The frame of the plane shudders and I think to myself, “The plane’s gonna crash.” Contrary to what you might expect, saying this calmed me down. Why? Here was my reasoning – “OK, so me thinking that the plane will crash makes it less likely that the plane will crash because:
1) if it was already unlikely that the plan would crash
2) and I predict that the plane will crash
3) what are the chances that I predict an unlikely event happening and it
happens (e.g., what are the chances that I predict the lottery winning
ticket)?
4) Very low, right?
Of course, in the real world, this thinking is not correct because the chance of the plane crashing doesn’t depend at all on my thoughts. Nonetheless, this reasoning was comforting despite the faulty probability calculations.
But how does probability actually work? I want to tackle this question in this blog.

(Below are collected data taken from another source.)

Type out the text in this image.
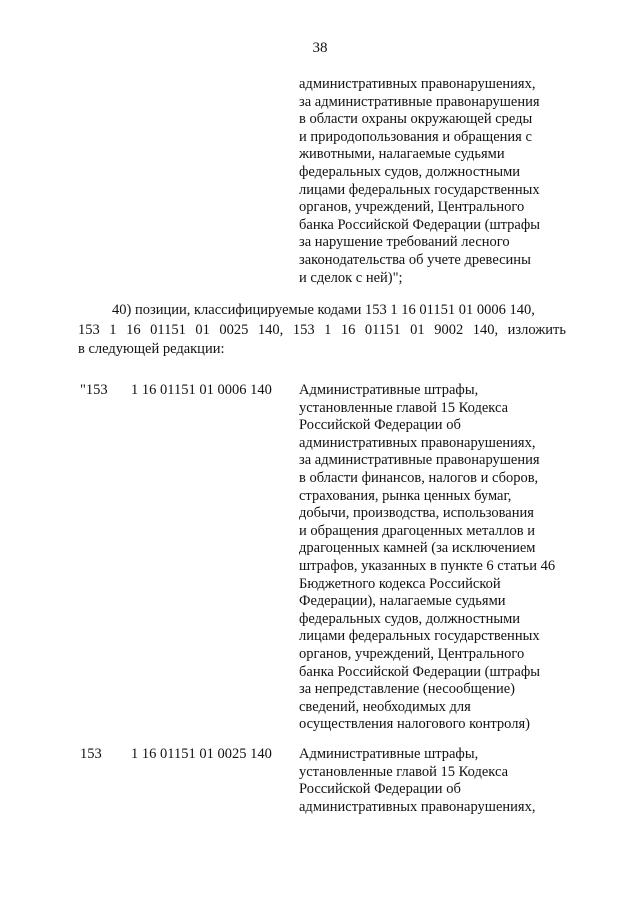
38
административных правонарушениях,
за административные правонарушения
в области охраны окружающей среды
и природопользования и обращения с
животными, налагаемые судьями
федеральных судов, должностными
лицами федеральных государственных
органов, учреждений, Центрального
банка Российской Федерации (штрафы
за нарушение требований лесного
законодательства об учете древесины
и сделок с ней)";
40) позиции, классифицируемые кодами 153 1 16 01151 01 0006 140,
153 1 16 01151 01 0025 140, 153 1 16 01151 01 9002 140, изложить
в следующей редакции:
"153 1 16 01151 01 0006 140 Административные штрафы,
установленные главой 15 Кодекса
Российской Федерации об
административных правонарушениях,
за административные правонарушения
в области финансов, налогов и сборов,
страхования, рынка ценных бумаг,
добычи, производства, использования
и обращения драгоценных металлов и
драгоценных камней (за исключением
штрафов, указанных в пункте 6 статьи 46
Бюджетного кодекса Российской
Федерации), налагаемые судьями
федеральных судов, должностными
лицами федеральных государственных
органов, учреждений, Центрального
банка Российской Федерации (штрафы
за непредставление (несообщение)
сведений, необходимых для
осуществления налогового контроля)
153 1 16 01151 01 0025 140 Административные штрафы,
установленные главой 15 Кодекса
Российской Федерации об
административных правонарушениях,
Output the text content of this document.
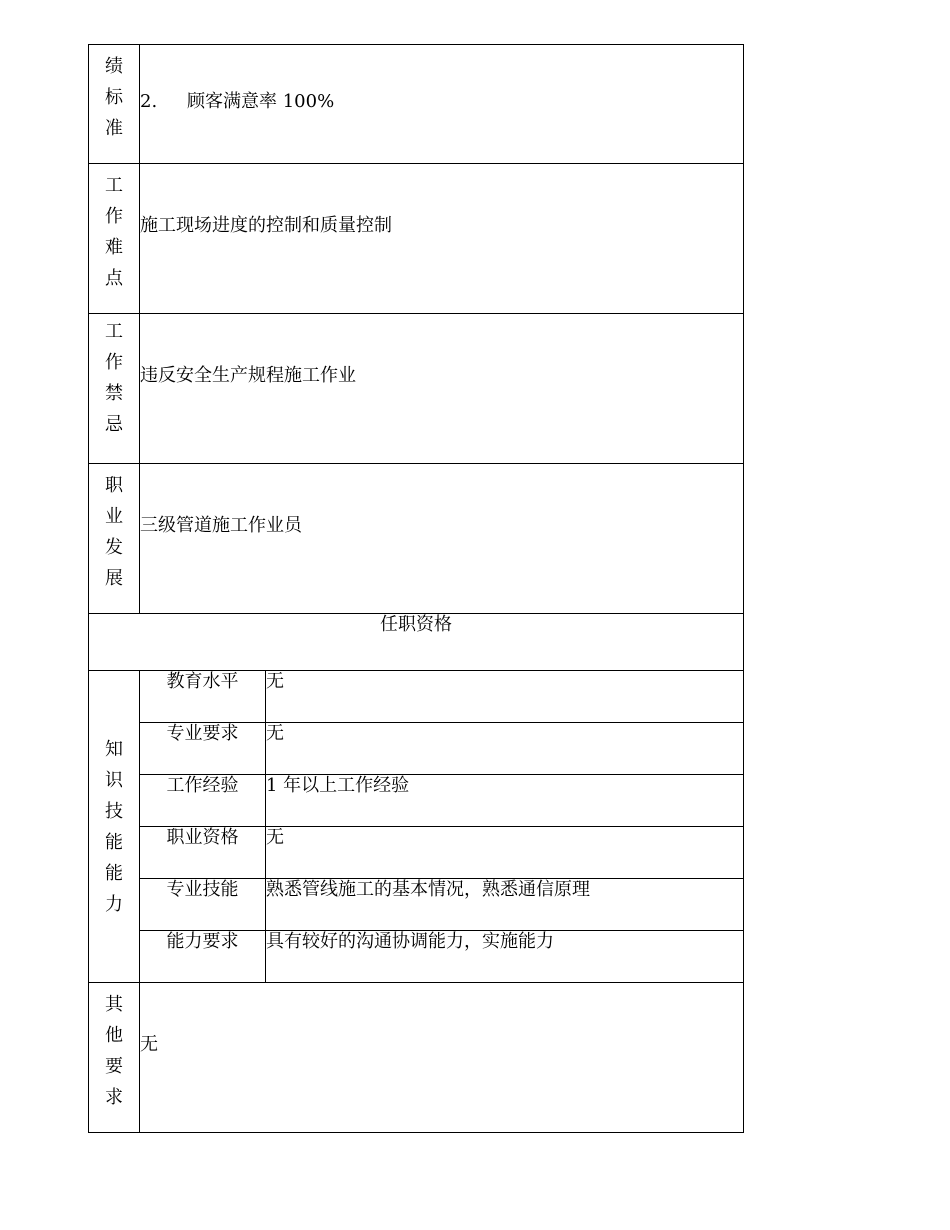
绩标准	2. 顾客满意率 100%	

工作难点	施工现场进度的控制和质量控制	

工作禁忌	违反安全生产规程施工作业	

职业发展	三级管道施工作业员	

任职资格		

知识技能能力	教育水平	无
	专业要求	无
	工作经验	1 年以上工作经验
	职业资格	无
	专业技能	熟悉管线施工的基本情况，熟悉通信原理
	能力要求	具有较好的沟通协调能力，实施能力

其他要求	无	
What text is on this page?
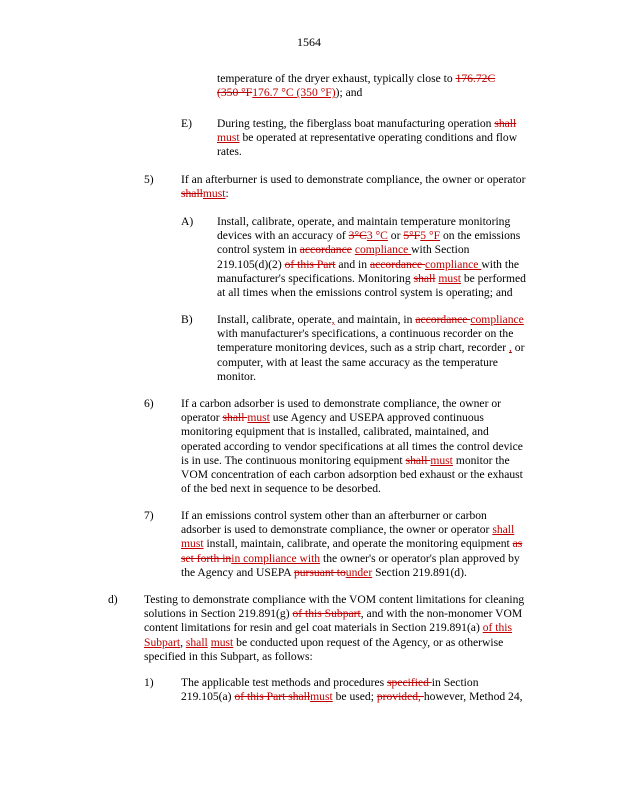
1564
temperature of the dryer exhaust, typically close to 176.72C
(350 °F176.7 °C (350 °F)); and
E) During testing, the fiberglass boat manufacturing operation shall
must be operated at representative operating conditions and flow
rates.
5) If an afterburner is used to demonstrate compliance, the owner or operator
shallmust:
A) Install, calibrate, operate, and maintain temperature monitoring
devices with an accuracy of 3°C3 °C or 5°F5 °F on the emissions
control system in accordance compliance with Section
219.105(d)(2) of this Part and in accordance compliance with the
manufacturer's specifications. Monitoring shall must be performed
at all times when the emissions control system is operating; and
B) Install, calibrate, operate, and maintain, in accordance compliance
with manufacturer's specifications, a continuous recorder on the
temperature monitoring devices, such as a strip chart, recorder , or
computer, with at least the same accuracy as the temperature
monitor.
6) If a carbon adsorber is used to demonstrate compliance, the owner or
operator shall must use Agency and USEPA approved continuous
monitoring equipment that is installed, calibrated, maintained, and
operated according to vendor specifications at all times the control device
is in use. The continuous monitoring equipment shall must monitor the
VOM concentration of each carbon adsorption bed exhaust or the exhaust
of the bed next in sequence to be desorbed.
7) If an emissions control system other than an afterburner or carbon
adsorber is used to demonstrate compliance, the owner or operator shall
must install, maintain, calibrate, and operate the monitoring equipment as
set forth inin compliance with the owner's or operator's plan approved by
the Agency and USEPA pursuant tounder Section 219.891(d).
d) Testing to demonstrate compliance with the VOM content limitations for cleaning
solutions in Section 219.891(g) of this Subpart, and with the non-monomer VOM
content limitations for resin and gel coat materials in Section 219.891(a) of this
Subpart, shall must be conducted upon request of the Agency, or as otherwise
specified in this Subpart, as follows:
1) The applicable test methods and procedures specified in Section
219.105(a) of this Part shallmust be used; provided, however, Method 24,
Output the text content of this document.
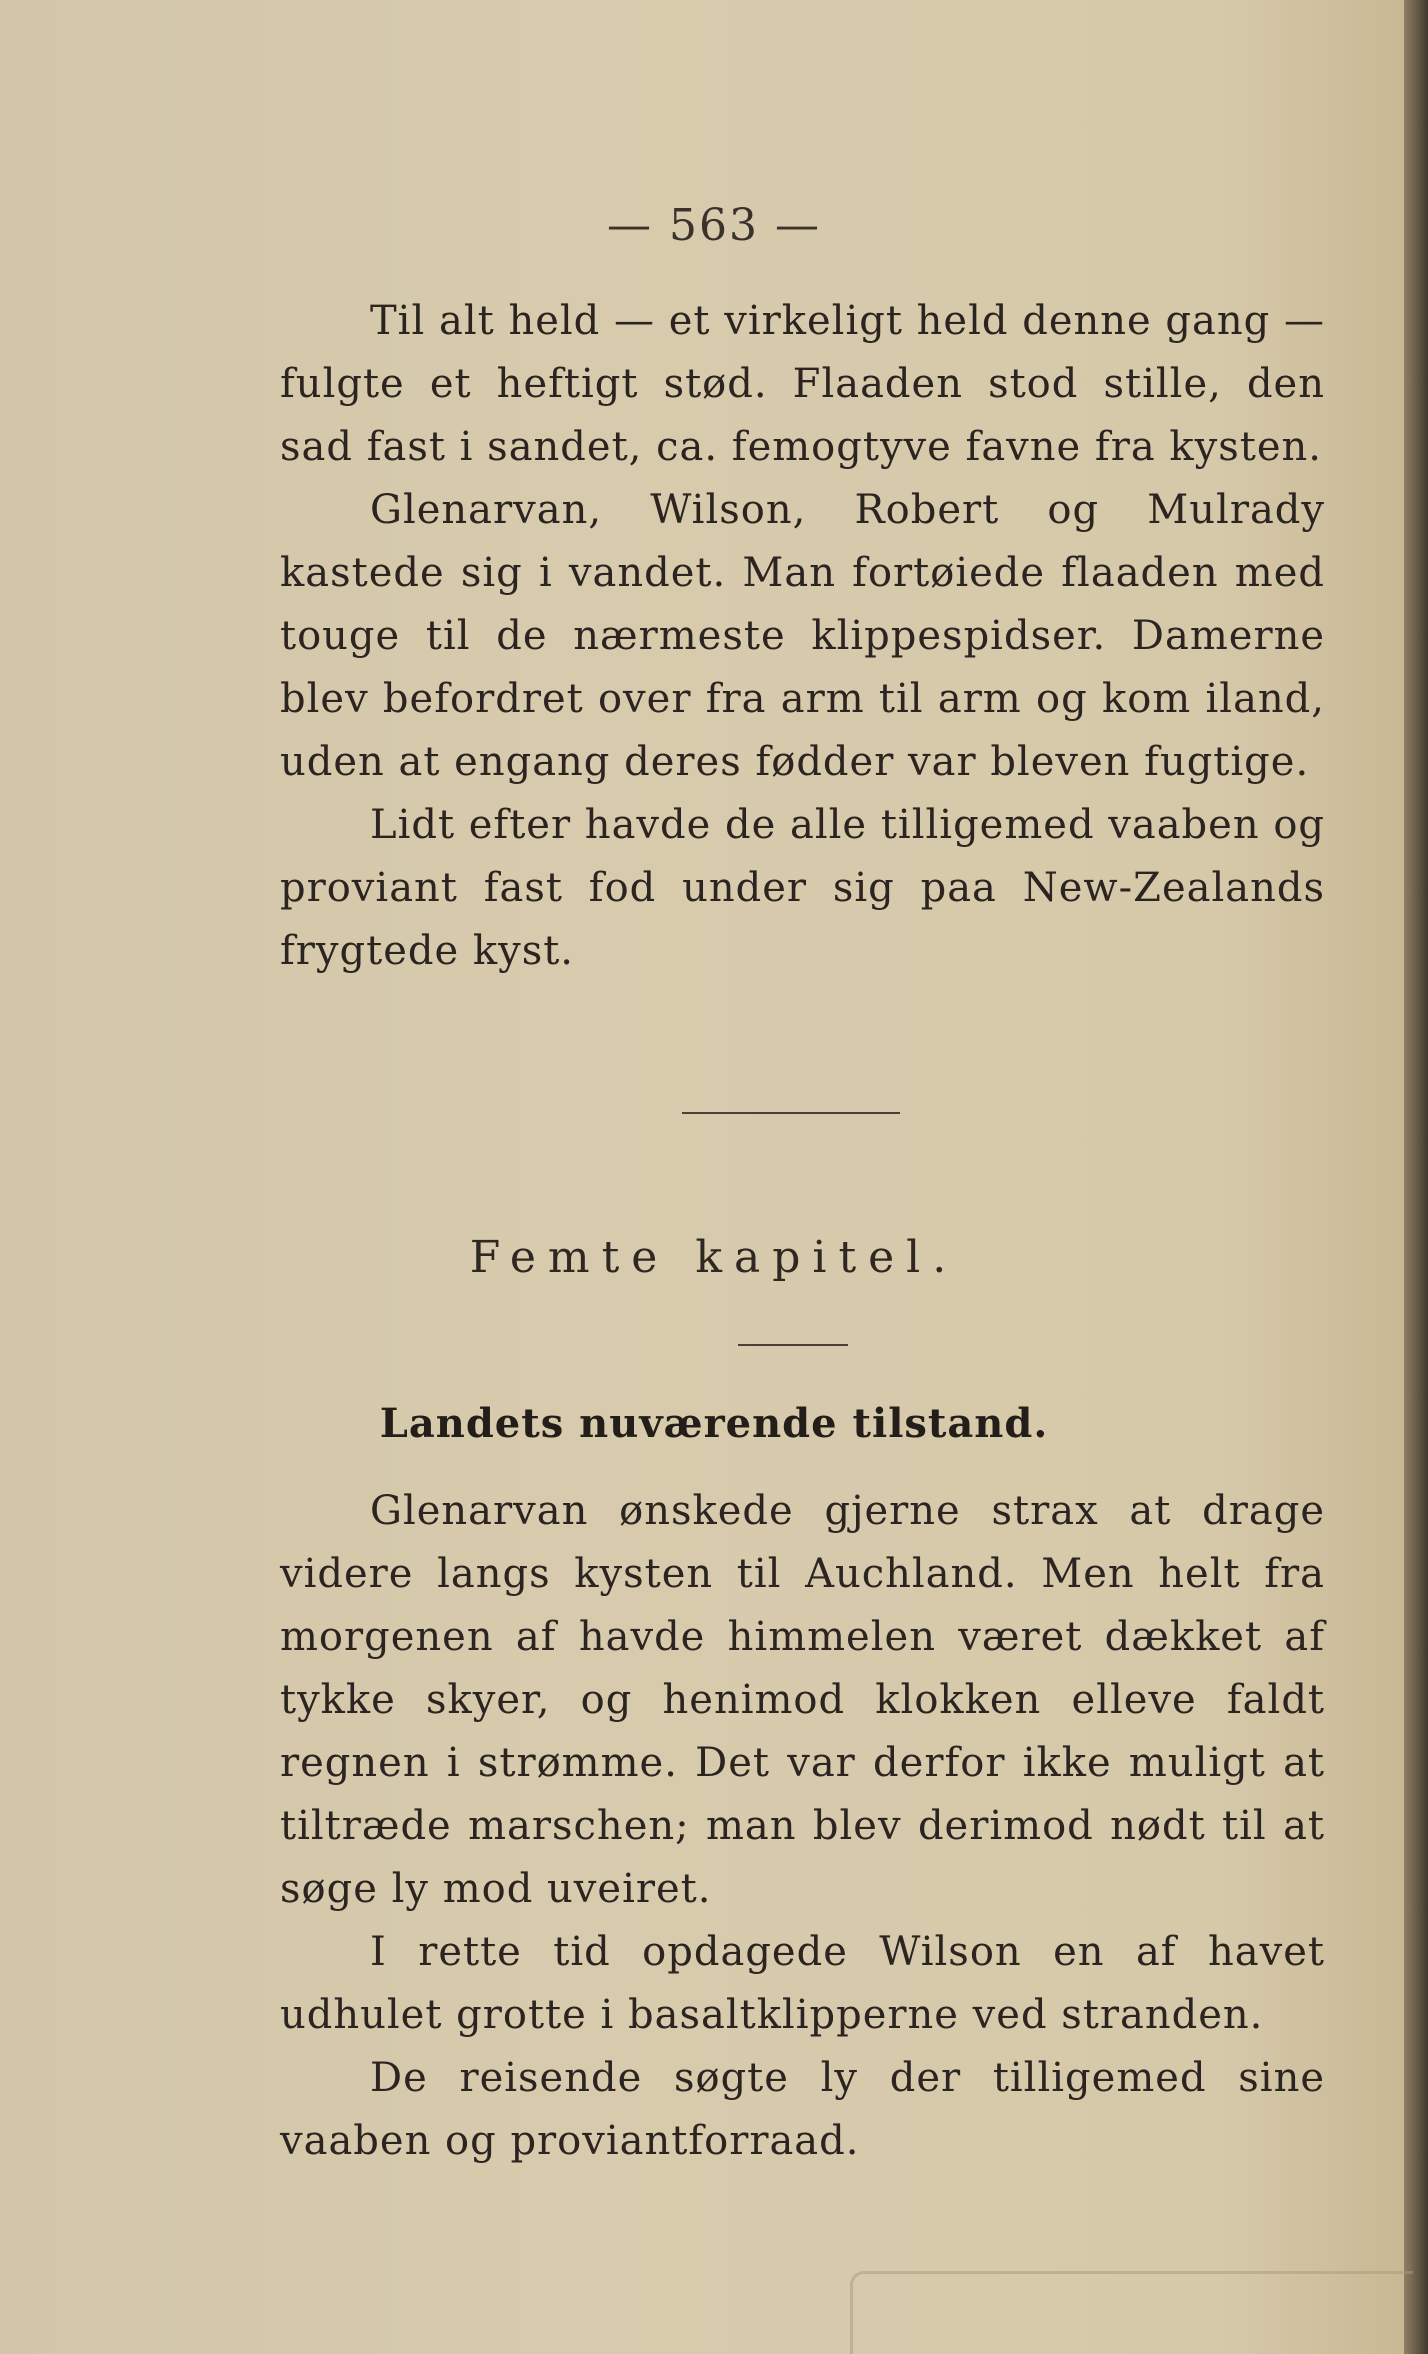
— 563 —

Til alt held — et virkeligt held denne gang — fulgte et heftigt stød. Flaaden stod stille, den sad fast i sandet, ca. femogtyve favne fra kysten.

Glenarvan, Wilson, Robert og Mulrady kastede sig i vandet. Man fortøiede flaaden med touge til de nærmeste klippespidser. Damerne blev befordret over fra arm til arm og kom iland, uden at engang deres fødder var bleven fugtige.

Lidt efter havde de alle tilligemed vaaben og proviant fast fod under sig paa New-Zealands frygtede kyst.

Femte kapitel.
Landets nuværende tilstand.

Glenarvan ønskede gjerne strax at drage videre langs kysten til Auchland. Men helt fra morgenen af havde himmelen været dækket af tykke skyer, og henimod klokken elleve faldt regnen i strømme. Det var derfor ikke muligt at tiltræde marschen; man blev derimod nødt til at søge ly mod uveiret.

I rette tid opdagede Wilson en af havet udhulet grotte i basaltklipperne ved stranden.

De reisende søgte ly der tilligemed sine vaaben og proviantforraad.
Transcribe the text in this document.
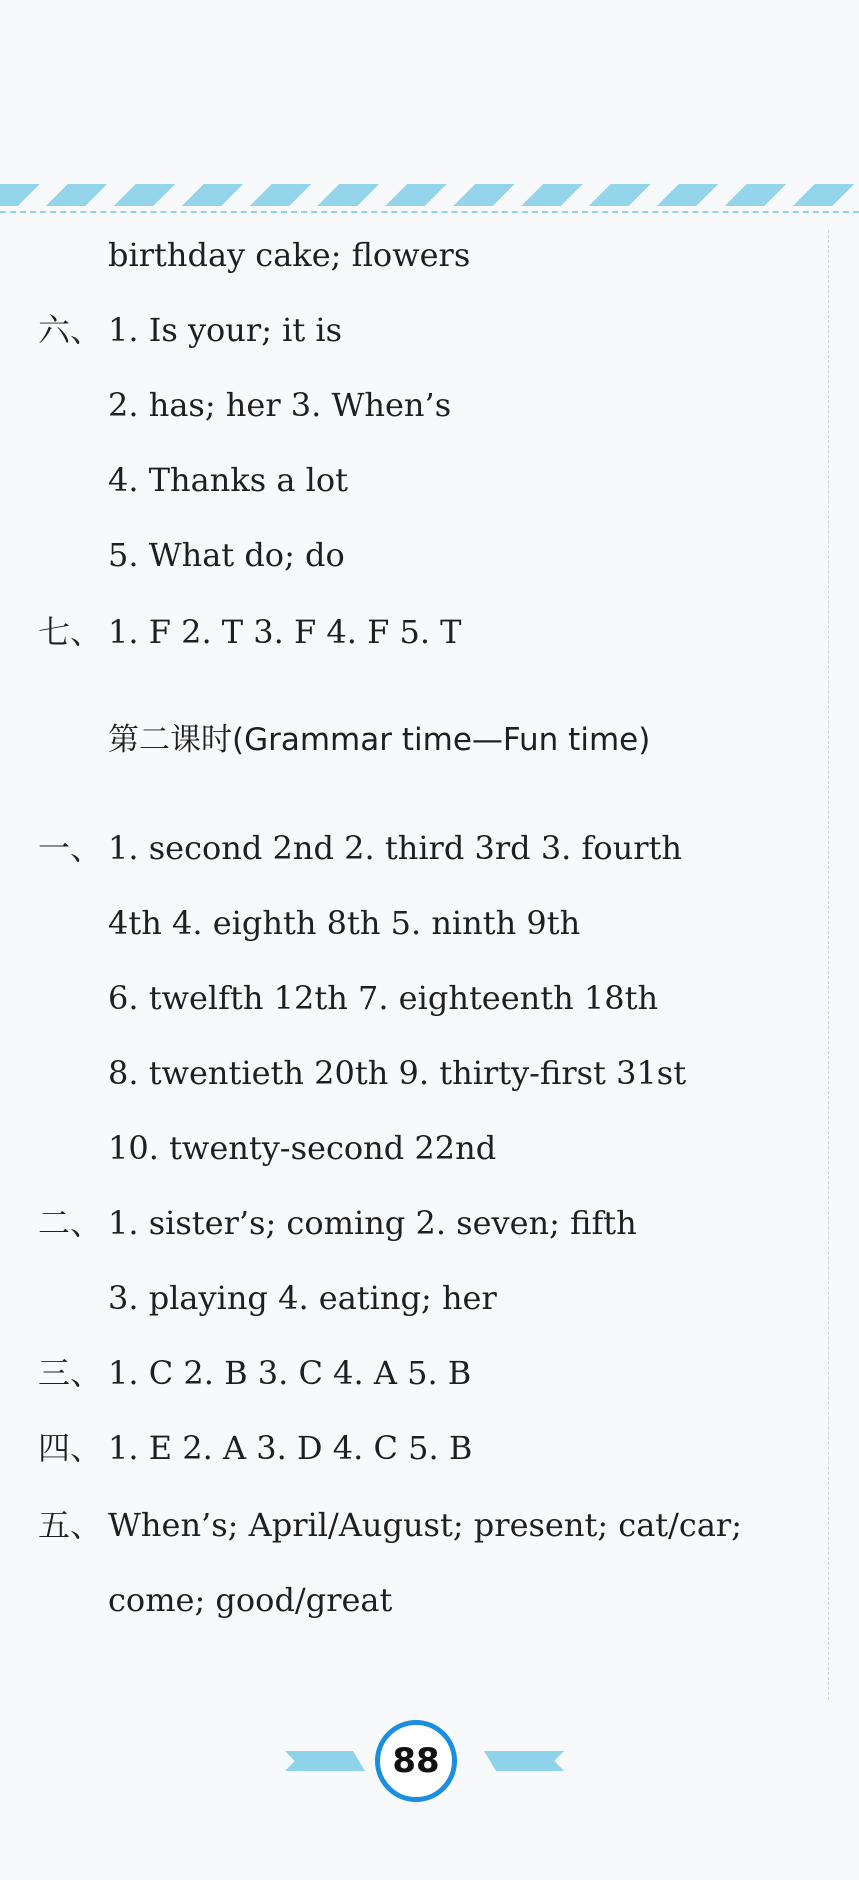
birthday cake; flowers
六、 1. Is your; it is
2. has; her 3. When’s
4. Thanks a lot
5. What do; do
七、 1. F 2. T 3. F 4. F 5. T
第二课时(Grammar time—Fun time)
一、 1. second 2nd 2. third 3rd 3. fourth
4th 4. eighth 8th 5. ninth 9th
6. twelfth 12th 7. eighteenth 18th
8. twentieth 20th 9. thirty-first 31st
10. twenty-second 22nd
二、 1. sister’s; coming 2. seven; fifth
3. playing 4. eating; her
三、 1. C 2. B 3. C 4. A 5. B
四、 1. E 2. A 3. D 4. C 5. B
五、 When’s; April/August; present; cat/car;
come; good/great
88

The upcoming ideas about probability are wholly inspired by Feynman’s Lecture of Physics. I highly suggest you check out his lecture on probability.
What are probabilities? They are guesses we make about the world. If we say a coin has a 50% probability of flipping heads, this is just a guess. We may flip a hundred tails in a row, never flipping heads. Does this mean that our probability was wrong? No. Probabilities are only educated guesses we make about the world. The real world need not follow them, though we predict that this is unlikely.
We make this educated guess based on the result we think is most likely.
Of course, we may flip a hundred tails in a row. But, when we say that the
probability of flipping heads with a fair coin is 50%, we guess that the
most likely outcome is that upon flipping 100 coins, 50 will be heads, and
50 will be tails. It’s just a guess (based on rigorous reasoning).
The mathematics of probabilities is a system to make these guesses
better.
This is the essence of probability. Here is how Feynman defines it in his Lectures on Physics:
By the probability of a particular outcome of an observation, we mean our estimate for the most likely fraction of a number of repeated observations that will yield that particular outcome.
This definition is very enlightening. It follows that we can never have absolute knowledge whenever probabilities are involved.
Again, I highly suggest checking Feynman’s Lecture on Probability out to learn more.